Understanding complex transformations
On land, plants absorb carbon dioxide, converting it into organic matter and oxygen through photosynthesis. This same process is performed by tiny, ocean-dwelling plants called phytoplankton, which establish the base of the complex marine food web. The organic matter produced in this system ranges from microscopic particles unable to be seen with the naked eye to particles as thick as a nickel.
Some of these particles sink from the sunlit surface into the ocean’s depths, effectively removing carbon from the atmosphere and storing it for decades to millennia; as this organic matter descends, it undergoes complex transformations that have long puzzled scientists.
“Understanding these changes is critical, as the rate and extent to which they occur determine how long this carbon is locked away,” Heather Forrer, a doctoral graduate at FSU and first author of this study, said in the release.
These transformations are driven by microorganisms or microbes, which influence organic matter’s sinking rate by reshaping or degrading the particles. The research team collected sinking particles from the Gulf of Mexico, California Current ecosystem and tropical Indian Ocean to examine molecular changes as they descend into the deep ocean.
Maglab Research
Using the National MagLab’s advanced ultrahigh-resolution mass spectrometer, which harnesses a powerful magnetic field to identify molecules with extreme precision, the researchers for the first time were able to directly compare the molecular composition of sinking particles collected in different ocean regions at different depths.
They found that in nutrient-rich regions such as California’s upwelling region, where particles are produced and sink quickly, more “fresh” carbon reached greater depths with very little molecular change, suggesting a strong carbon sequestration pathway.
By contrast, nutrient-poor regions like the Gulf feature slower-sinking particles, which are more extensively processed by microbes, showing greater molecular changes since formation and contributing less effectively to carbon storage.
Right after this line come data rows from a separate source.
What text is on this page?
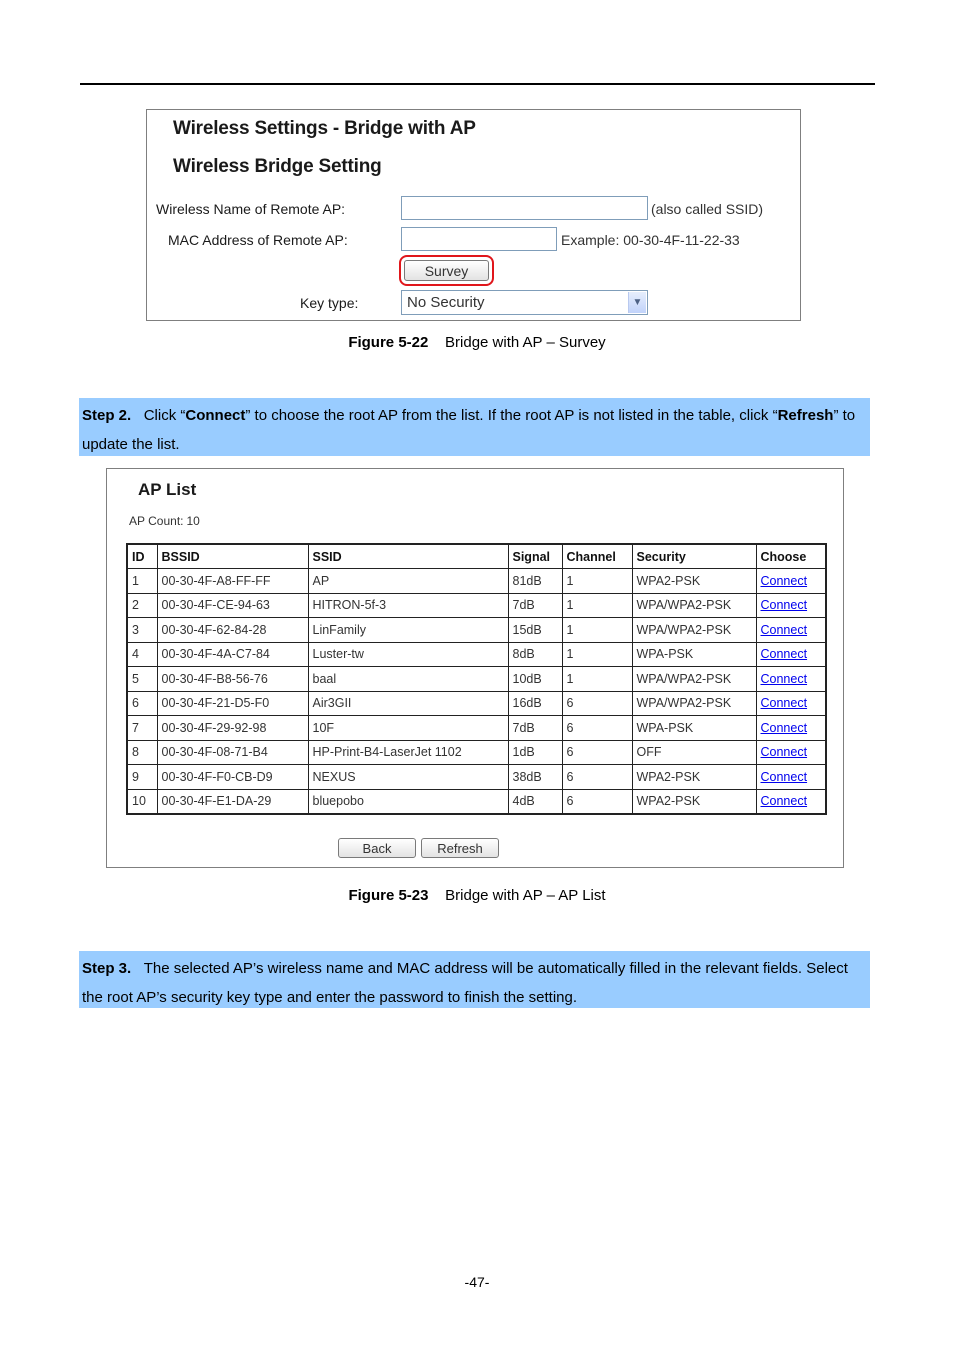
Wireless Settings - Bridge with AP
Wireless Bridge Setting
Wireless Name of Remote AP:	(also called SSID)
MAC Address of Remote AP:	Example: 00-30-4F-11-22-33
Survey
Key type:	No Security	▼
Figure 5-22 Bridge with AP – Survey
Step 2. Click “Connect” to choose the root AP from the list. If the root AP is not listed in the table, click “Refresh” to update the list.
AP List
AP Count: 10
ID	BSSID	SSID	Signal	Channel	Security	Choose
1	00-30-4F-A8-FF-FF	AP	81dB	1	WPA2-PSK	Connect
2	00-30-4F-CE-94-63	HITRON-5f-3	7dB	1	WPA/WPA2-PSK	Connect
3	00-30-4F-62-84-28	LinFamily	15dB	1	WPA/WPA2-PSK	Connect
4	00-30-4F-4A-C7-84	Luster-tw	8dB	1	WPA-PSK	Connect
5	00-30-4F-B8-56-76	baal	10dB	1	WPA/WPA2-PSK	Connect
6	00-30-4F-21-D5-F0	Air3GII	16dB	6	WPA/WPA2-PSK	Connect
7	00-30-4F-29-92-98	10F	7dB	6	WPA-PSK	Connect
8	00-30-4F-08-71-B4	HP-Print-B4-LaserJet 1102	1dB	6	OFF	Connect
9	00-30-4F-F0-CB-D9	NEXUS	38dB	6	WPA2-PSK	Connect
10	00-30-4F-E1-DA-29	bluepobo	4dB	6	WPA2-PSK	Connect
Back	Refresh
Figure 5-23 Bridge with AP – AP List
Step 3. The selected AP’s wireless name and MAC address will be automatically filled in the relevant fields. Select the root AP’s security key type and enter the password to finish the setting.
-47-
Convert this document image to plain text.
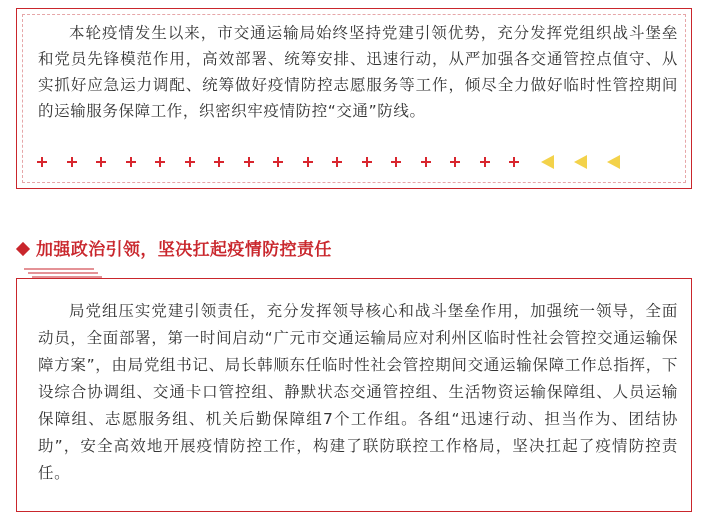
本轮疫情发生以来，市交通运输局始终坚持党建引领优势，充分发挥党组织战斗堡垒和党员先锋模范作用，高效部署、统筹安排、迅速行动，从严加强各交通管控点值守、从实抓好应急运力调配、统筹做好疫情防控志愿服务等工作，倾尽全力做好临时性管控期间的运输服务保障工作，织密织牢疫情防控“交通”防线。

加强政治引领，坚决扛起疫情防控责任

局党组压实党建引领责任，充分发挥领导核心和战斗堡垒作用，加强统一领导，全面动员，全面部署，第一时间启动“广元市交通运输局应对利州区临时性社会管控交通运输保障方案”，由局党组书记、局长韩顺东任临时性社会管控期间交通运输保障工作总指挥，下设综合协调组、交通卡口管控组、静默状态交通管控组、生活物资运输保障组、人员运输保障组、志愿服务组、机关后勤保障组7个工作组。各组“迅速行动、担当作为、团结协助”，安全高效地开展疫情防控工作，构建了联防联控工作格局，坚决扛起了疫情防控责任。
The air we breathe and Earth’s climate are largely controlled by the ocean and the processes investigated in this publication. By better understanding these fine-scale processes, we gain a clearer picture of how the ocean functions today and more accurately predict how resilient these marine carbon storage pathways are in a warming world, Forrer said.
Collaboration and support
Co-authors of this paper include FSU professor of oceanography Michael Stukel; FSU professor of oceanography and environmental science Robert Spencer; Amy Holt, an FSU alumna and postdoctoral fellow at the University of Alaska Southeast; Amy McKenna, an analytical chemist with the National MagLab’s Ion Cyclotron Resonance Facility and Colorado State University; and Huan Chen, a National MagLab research faculty member.
This research was supported by the National Science Foundation-funded California Current Ecosystem Long-Term Ecological Research and Bluefin Larvae in Oligotrophic Ocean Foodwebs, Investigation of Nutrients to Zooplankton projects and the National Oceanic and Atmospheric Administration’s RESTORE Science Program.